西村議員は核武装論を唱えてみたり、北朝鮮への先制攻撃を唱えてみたり、さすがにチョッとやり過ぎ感が漂っていて困りものの政治家でしたが、それにしても民主党っていうのはバラバラで統一感の無さに圧倒されます。自民党よりも右翼的な人物から、社民党や共産党なんかと大差ない人たちまで、よくもまぁ寄せ集めたもんだと感心します。けど、もうちょっと統一感の取れる範囲に収めてくれないと、支持するにも大変だと思うんだが…今は謝罪でしか見かけない前原さんをもっと盛り立てて、政権交代できる政党に民主党を脱皮させて貰いたいものです。
30日(水)
とあるところからチケットを頂いたので、ブラブラと気分転換に上野の国立博物館へ、伊万里焼と京焼の展覧会を見に行ってきました。普段から陶磁器を扱っているものの、あまり実際にどんな製品かを意識していないで、生産数量やら生産者数ばかり気にしているものでして、ちゃんと美術的な品に目をやると心が洗われます。時期的には近世初期から後期にかけての美術的な価値の高いものばかりでして、明治期の庶民が広く使うようになった物と、近世の武家や豪商たちに使われていた物との、品質的な格差に目がいってしまいました。やはり生産者数を限定することによって、美術的・品質的な水準を維持しいてた時代なんでしょうねぇ。

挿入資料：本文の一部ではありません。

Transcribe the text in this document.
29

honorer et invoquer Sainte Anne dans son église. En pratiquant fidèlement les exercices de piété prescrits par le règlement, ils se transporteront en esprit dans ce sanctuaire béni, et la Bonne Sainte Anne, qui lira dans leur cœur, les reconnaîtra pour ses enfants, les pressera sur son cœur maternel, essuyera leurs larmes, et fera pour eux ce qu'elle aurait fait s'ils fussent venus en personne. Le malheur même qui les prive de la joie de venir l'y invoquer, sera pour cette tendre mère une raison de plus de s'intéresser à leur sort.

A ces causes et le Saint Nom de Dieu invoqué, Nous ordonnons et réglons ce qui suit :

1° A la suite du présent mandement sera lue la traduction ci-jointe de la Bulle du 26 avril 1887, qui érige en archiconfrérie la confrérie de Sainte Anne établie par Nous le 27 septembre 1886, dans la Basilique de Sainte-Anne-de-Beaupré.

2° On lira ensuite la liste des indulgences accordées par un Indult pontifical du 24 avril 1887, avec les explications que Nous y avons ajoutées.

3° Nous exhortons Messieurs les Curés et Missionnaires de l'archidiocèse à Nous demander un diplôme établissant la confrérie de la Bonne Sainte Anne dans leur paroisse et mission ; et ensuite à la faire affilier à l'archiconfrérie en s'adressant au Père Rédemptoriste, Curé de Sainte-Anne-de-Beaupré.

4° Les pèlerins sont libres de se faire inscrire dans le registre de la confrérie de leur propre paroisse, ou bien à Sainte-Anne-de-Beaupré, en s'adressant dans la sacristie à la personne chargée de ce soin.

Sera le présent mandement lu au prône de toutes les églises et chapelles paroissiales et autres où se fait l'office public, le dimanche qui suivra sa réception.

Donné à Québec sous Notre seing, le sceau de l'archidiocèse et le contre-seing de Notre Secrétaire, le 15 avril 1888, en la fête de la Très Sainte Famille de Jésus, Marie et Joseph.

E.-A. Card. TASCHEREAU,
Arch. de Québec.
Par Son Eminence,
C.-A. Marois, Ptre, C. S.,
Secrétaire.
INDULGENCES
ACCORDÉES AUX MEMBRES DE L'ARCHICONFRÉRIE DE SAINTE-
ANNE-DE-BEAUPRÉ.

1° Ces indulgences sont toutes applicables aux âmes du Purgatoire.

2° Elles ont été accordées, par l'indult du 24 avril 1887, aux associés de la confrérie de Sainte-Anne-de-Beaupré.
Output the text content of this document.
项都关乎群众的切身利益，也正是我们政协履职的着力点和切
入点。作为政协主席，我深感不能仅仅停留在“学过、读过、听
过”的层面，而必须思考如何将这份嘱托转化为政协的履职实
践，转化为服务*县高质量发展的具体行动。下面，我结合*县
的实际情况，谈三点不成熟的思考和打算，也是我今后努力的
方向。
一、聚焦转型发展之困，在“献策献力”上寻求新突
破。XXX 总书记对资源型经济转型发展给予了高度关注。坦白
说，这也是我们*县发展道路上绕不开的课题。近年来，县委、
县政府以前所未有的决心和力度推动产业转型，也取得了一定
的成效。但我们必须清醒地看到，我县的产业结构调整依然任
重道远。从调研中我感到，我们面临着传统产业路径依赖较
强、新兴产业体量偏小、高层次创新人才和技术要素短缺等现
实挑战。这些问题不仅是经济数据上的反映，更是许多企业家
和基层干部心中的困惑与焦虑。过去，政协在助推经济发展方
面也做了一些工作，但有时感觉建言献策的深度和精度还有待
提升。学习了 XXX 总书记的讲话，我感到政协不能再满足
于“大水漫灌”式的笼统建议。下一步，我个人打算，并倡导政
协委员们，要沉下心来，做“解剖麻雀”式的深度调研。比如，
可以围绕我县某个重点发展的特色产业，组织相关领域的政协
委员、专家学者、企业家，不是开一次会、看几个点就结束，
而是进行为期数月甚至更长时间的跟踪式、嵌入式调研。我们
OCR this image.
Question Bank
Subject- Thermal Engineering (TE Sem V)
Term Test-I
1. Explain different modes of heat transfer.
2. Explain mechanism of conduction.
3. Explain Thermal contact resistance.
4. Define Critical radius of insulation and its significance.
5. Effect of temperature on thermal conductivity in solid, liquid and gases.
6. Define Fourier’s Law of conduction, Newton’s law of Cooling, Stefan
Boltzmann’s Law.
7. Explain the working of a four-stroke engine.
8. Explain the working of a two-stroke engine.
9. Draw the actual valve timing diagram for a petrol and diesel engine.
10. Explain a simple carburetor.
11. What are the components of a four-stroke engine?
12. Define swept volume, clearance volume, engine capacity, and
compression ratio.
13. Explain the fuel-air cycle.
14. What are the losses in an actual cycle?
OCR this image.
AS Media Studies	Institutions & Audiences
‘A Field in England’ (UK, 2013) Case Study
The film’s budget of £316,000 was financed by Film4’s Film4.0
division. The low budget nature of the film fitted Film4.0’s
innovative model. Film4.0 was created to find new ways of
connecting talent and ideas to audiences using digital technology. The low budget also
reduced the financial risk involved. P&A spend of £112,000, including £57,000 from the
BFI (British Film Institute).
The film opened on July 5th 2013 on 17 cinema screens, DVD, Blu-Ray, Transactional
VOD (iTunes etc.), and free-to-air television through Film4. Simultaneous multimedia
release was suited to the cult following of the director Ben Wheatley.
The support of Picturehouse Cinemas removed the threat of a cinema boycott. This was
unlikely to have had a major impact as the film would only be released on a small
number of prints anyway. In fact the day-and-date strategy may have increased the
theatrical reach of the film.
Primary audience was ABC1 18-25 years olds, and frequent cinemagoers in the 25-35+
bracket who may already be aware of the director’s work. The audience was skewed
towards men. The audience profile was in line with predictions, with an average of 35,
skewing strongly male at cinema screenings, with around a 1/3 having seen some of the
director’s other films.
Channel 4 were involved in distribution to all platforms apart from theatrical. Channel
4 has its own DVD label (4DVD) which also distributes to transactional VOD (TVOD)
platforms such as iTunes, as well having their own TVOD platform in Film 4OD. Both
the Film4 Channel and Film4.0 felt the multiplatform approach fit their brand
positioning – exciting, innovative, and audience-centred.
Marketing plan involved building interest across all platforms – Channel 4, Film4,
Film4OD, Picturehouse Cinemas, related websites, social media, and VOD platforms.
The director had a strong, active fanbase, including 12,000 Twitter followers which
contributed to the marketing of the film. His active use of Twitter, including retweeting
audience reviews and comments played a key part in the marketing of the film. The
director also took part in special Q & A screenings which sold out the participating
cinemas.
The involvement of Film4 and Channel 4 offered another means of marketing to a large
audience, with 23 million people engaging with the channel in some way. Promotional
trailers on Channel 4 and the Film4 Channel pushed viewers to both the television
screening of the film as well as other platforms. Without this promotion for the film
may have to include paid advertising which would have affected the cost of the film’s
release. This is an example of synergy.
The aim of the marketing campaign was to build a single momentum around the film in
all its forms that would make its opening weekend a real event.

ところで琴欧州が大関に昇進ということで、ヨーロッパ出身力士としては初の大関の誕生です。別にブルガリア出身の琴欧州にちなんでいるわけではないのですが、最近は少々ヨーグルトがマイブームでして、朝食にヨーグルトを食す日が増えています。ところで明治ブルガリアヨーグルトといえば、大阪万博でヨーグルトと出会って以来の深い関係ということは有名ですが、今でも毎月2回、ブルガリアから乳酸菌株を空輸してきているらしいです。日本国内で培養した乳酸菌では、味が変わってしまうのでしょうか?どんな姿形をしているか知りませんが、まぁあいつらも生き物ですから、意外と繊細なんですねぇ。そんなブルガリアヨーグルトのCMに、琴欧州が起用されることが決まったとかで、当然だろうっていうか、今まで起用されていなかった方が驚きです。化粧回しは前々から確かブルガリアヨーグルトなんですけどね。